• Angie Lile

Kansas City Public Schools Continue to Lose on Kansas-Missouri Border War


It is a sad day in Kansas City as our public school officials are struggling to revise their budget to compensate for Governor Parson’s devastating cuts, just as they are trying to find more money to cover extra expenses related to the Covid-19 Pandemic.

Federal Funding is under assault by Betsy DeVos who continues to appropriate CARES ACT funding for private and charter schools which are notorious for not being held accountable to the same reporting standards as our public schools.

With more budget cuts being promised by Parson in the next few months, our public schools are struggling to plan for an unknown future with an unknown amount of funding but to be sure, the funding will be considerably LESS than it ever has been before.


The latest figures show that five years ago, per pupil funding in the Kansas City Public School ecosystem (KCPS and Charters combined) was about $8,800 per student. Adjusted for modest inflation on costs for materials and salaries (2%), that level of funding should translate to about $9,400 per student next year. Instead, we are building our Fiscal year 2021 budget on a per student cost of just over $8,000.


This is all coming at a time when racial inequities are being brought to light with the Black Lives Matter movement and people are waking up to just how deep our systemic racial biases run here in Kansas City.


Our Mayor and a few City Officials are crying out for unity, promising to fix inequities and marching with protesters but meanwhile, during office hours on the 26th Floor at 414 E 12th St, (City Hall for those of us who are geographically challenged), deals are being brokered with big corporations who are asking for the same old handouts.


Many people might remember the outrage over the huge handouts given to Waddell & Reed a few months ago. People were crying out over the unfairness of letting a huge corporation get a pass from paying their property taxes while many people can’t afford to pay their taxes and might lose their home because of it, directly contributing to our homeless population and need for affordable housing.


And yet, this giveaway was approved by 8 out of the 12 people making these decisions and the reason given was that this deal was “grandfathered in” before the alleged “border war truce” was supposed to happen.


Many people were livid that this corporation would not need to pay any sales tax on their construction materials. Sales taxes are the lifeblood our fire and safety budget. Then, months later, city council quietly created a ballot initiative to raise our sales taxes to cover shortfalls in that same budget and with one of the lowest voter turnouts on record, during the nightly protests in Kansas City, managed to get that tax passed, 52% yes, to 49% no. To be clear, 10.29% of the entire voting population of Kansas City made the decision to raise the sales tax for the remaining 89.71% and that does not feel like unity to me.

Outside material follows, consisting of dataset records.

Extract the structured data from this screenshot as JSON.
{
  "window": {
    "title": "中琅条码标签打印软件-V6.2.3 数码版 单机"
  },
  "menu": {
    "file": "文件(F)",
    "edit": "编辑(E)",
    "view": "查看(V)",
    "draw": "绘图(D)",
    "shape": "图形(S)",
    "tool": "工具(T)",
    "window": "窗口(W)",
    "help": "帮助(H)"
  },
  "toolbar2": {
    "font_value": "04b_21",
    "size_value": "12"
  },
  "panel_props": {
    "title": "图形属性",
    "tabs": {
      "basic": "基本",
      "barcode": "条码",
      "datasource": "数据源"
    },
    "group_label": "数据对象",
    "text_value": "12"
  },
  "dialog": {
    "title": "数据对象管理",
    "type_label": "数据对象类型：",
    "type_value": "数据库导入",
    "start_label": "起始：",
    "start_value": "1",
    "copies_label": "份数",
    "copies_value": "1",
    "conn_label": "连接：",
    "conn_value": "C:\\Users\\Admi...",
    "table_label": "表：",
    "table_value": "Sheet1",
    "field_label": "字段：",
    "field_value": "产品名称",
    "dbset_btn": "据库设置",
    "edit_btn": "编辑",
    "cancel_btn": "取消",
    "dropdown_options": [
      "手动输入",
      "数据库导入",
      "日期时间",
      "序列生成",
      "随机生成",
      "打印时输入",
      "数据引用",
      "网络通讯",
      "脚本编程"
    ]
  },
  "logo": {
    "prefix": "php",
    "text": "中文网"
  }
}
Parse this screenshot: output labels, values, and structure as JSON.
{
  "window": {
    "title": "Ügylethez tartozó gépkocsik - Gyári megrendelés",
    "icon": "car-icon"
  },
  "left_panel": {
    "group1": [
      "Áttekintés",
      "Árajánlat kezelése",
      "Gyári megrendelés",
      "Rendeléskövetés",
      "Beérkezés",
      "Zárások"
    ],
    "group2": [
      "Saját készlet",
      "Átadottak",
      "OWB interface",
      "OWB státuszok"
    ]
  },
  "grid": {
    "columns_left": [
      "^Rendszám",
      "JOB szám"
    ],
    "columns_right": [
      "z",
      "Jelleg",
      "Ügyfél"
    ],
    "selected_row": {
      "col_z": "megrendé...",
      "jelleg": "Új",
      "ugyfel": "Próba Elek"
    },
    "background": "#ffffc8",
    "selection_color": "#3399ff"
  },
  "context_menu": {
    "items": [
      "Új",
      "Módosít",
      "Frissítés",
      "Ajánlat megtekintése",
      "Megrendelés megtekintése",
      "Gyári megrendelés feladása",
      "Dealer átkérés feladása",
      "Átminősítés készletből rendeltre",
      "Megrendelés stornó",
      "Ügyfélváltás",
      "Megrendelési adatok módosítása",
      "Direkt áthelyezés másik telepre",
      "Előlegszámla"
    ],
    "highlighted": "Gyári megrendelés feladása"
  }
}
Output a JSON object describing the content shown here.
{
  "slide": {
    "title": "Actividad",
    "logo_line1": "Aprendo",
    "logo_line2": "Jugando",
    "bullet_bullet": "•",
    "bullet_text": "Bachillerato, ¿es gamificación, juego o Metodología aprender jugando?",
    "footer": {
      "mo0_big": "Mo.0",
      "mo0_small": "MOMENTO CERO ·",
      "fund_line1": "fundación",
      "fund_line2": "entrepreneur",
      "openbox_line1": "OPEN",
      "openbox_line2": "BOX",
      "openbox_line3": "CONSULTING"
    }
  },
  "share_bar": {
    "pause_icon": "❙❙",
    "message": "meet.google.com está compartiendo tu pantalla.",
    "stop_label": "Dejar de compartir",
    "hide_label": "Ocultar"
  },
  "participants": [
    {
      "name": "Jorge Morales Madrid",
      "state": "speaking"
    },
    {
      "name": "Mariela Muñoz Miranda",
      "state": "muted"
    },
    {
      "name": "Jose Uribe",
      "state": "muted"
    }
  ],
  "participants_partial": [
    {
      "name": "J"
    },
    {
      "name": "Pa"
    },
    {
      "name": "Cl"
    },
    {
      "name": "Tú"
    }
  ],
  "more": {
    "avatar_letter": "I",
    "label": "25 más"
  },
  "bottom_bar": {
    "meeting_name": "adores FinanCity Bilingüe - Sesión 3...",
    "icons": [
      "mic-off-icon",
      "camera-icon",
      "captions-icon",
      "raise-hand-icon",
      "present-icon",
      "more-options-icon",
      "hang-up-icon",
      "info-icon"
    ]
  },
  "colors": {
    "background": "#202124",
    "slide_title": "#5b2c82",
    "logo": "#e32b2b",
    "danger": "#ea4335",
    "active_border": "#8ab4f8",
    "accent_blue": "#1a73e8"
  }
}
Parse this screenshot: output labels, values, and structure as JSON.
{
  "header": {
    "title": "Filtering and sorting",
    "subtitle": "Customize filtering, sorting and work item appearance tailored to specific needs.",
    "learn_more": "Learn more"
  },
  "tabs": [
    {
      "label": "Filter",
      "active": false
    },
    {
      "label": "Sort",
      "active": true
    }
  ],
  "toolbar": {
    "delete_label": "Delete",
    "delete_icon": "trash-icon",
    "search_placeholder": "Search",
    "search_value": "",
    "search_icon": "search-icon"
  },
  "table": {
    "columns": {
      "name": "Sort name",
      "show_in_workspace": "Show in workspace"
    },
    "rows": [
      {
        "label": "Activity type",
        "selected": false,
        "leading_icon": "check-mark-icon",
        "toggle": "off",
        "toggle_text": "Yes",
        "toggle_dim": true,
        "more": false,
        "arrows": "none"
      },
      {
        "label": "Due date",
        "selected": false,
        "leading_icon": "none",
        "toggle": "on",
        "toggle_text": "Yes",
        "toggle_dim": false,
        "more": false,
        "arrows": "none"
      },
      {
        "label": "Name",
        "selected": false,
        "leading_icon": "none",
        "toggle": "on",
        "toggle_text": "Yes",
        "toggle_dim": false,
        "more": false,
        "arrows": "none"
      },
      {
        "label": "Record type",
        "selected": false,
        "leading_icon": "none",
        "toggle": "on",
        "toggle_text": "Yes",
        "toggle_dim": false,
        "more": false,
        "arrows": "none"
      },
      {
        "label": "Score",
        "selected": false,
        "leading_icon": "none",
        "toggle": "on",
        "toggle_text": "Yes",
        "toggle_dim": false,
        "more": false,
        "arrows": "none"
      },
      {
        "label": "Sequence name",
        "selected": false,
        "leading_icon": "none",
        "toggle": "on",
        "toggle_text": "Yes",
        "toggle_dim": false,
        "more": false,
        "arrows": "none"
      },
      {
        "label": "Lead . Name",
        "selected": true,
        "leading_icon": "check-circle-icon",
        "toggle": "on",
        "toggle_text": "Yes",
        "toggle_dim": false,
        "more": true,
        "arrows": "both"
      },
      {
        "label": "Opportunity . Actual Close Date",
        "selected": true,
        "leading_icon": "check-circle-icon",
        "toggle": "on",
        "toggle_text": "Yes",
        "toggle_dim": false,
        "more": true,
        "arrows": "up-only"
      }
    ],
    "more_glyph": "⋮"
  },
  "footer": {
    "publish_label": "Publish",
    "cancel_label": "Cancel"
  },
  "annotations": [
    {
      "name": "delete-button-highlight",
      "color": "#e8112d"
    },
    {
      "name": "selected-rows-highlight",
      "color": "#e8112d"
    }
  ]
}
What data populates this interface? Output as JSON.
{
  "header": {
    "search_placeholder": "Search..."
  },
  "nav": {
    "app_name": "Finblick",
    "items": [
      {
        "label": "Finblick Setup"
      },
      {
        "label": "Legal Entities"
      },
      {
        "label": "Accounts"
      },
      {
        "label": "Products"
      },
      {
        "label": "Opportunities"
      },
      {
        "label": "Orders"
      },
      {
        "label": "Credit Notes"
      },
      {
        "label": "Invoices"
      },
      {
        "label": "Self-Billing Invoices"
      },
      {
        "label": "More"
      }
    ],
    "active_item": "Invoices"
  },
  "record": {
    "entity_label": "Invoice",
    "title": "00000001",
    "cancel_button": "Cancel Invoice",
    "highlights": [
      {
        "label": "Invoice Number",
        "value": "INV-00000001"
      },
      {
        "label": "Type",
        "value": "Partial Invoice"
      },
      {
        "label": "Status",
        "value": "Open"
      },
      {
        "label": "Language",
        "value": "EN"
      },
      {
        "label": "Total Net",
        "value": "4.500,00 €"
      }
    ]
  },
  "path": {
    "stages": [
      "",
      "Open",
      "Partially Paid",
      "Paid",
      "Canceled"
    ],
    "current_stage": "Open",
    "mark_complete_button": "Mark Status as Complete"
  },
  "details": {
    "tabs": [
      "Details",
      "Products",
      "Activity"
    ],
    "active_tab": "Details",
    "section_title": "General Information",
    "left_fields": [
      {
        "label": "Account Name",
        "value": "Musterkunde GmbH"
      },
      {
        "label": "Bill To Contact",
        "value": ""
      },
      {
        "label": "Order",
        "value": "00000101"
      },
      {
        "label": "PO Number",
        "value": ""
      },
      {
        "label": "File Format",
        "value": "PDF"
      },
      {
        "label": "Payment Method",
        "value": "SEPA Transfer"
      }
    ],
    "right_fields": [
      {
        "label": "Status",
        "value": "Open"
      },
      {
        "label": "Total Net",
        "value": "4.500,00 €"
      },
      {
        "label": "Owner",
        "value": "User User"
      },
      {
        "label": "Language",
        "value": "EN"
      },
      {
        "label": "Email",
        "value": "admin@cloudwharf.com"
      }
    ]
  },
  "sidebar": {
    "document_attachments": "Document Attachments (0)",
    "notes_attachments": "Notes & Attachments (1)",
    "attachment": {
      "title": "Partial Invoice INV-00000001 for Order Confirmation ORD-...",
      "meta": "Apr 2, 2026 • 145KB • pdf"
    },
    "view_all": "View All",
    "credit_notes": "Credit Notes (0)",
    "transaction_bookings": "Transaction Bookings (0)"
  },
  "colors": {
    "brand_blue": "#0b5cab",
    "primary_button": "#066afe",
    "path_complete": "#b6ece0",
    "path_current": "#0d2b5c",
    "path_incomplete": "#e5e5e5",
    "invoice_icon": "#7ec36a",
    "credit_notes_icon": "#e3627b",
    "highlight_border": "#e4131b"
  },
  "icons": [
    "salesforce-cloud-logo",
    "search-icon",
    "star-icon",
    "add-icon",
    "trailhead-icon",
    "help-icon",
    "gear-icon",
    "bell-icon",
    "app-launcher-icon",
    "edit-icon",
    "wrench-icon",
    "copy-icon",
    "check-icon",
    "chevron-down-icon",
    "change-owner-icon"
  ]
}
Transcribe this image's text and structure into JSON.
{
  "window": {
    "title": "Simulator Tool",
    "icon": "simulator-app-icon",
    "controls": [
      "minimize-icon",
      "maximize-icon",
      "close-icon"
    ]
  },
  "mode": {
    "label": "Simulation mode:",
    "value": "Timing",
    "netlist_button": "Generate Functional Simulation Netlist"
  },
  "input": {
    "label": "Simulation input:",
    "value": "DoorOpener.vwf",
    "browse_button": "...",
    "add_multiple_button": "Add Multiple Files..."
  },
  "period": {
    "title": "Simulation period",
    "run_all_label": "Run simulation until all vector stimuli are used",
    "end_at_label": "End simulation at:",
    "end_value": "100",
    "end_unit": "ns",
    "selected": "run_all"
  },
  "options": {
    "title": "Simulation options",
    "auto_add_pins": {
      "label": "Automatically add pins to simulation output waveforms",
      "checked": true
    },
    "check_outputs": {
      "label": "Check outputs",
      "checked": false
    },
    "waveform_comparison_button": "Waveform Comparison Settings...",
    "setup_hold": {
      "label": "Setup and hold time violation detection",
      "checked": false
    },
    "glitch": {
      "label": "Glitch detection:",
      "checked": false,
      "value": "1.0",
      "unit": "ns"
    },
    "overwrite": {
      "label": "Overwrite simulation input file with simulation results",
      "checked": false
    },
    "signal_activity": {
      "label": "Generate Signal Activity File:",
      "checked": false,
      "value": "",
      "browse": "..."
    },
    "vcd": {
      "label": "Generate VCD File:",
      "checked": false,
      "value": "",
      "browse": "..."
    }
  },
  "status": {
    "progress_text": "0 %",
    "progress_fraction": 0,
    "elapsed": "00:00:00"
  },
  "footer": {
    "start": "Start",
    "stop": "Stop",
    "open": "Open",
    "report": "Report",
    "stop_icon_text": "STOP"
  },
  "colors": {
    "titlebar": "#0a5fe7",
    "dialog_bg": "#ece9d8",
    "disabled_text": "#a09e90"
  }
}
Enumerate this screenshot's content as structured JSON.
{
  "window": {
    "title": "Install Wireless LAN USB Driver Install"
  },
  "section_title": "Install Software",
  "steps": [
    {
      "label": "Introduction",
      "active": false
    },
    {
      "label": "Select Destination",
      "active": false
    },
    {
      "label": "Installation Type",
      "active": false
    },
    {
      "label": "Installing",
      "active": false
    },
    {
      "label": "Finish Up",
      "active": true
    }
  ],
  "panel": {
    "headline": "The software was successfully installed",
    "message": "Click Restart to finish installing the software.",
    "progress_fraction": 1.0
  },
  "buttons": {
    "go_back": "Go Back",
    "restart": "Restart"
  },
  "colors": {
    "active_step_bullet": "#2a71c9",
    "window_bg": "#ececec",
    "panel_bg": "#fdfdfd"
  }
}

Voters might like to know that a similar deal is being worked out for “BlueScope Steel”, an Australian corporation who has already been on the receiving end of our tax handouts and whose deal is about to expire. They have been offered a new deal from Kansas, as it turns out, and want us to sweeten the pot to keep their North American headquarters here in Missouri.


City Hall is salivating over the potential revenues to the city, mostly because they have a shortage of their own to deal with. But these revenues are not going to fix all the issues I have already eluded to here.


The state incentives are “grandfathered in” but our leaders could still say “no” to the handouts from our Earnings and Property taxes. They have already demonstrated that they do not mind robbing from us even more to fix their misappropriation of our tax revenues. It’s up to us to remind them that we’re watching. I hope readers remember that when the E-tax is up for re-election.


Why aren’t KCPS tax revenues taking priority? How can city hall expect us to believe that a “grandfathered” agreement to keep businesses in Missouri, who aren’t going to be providing aid for our growing population of impoverished citizens, is more important than our public schools or our mental health fund which directly serve people in need during a time when everything is needed?


This isn’t a border-war issue, it’s a Human Rights issue and it’s time that we accept that and start connecting the dots between these very basic funding decisions and the huge consequences we are seeing in the city right now.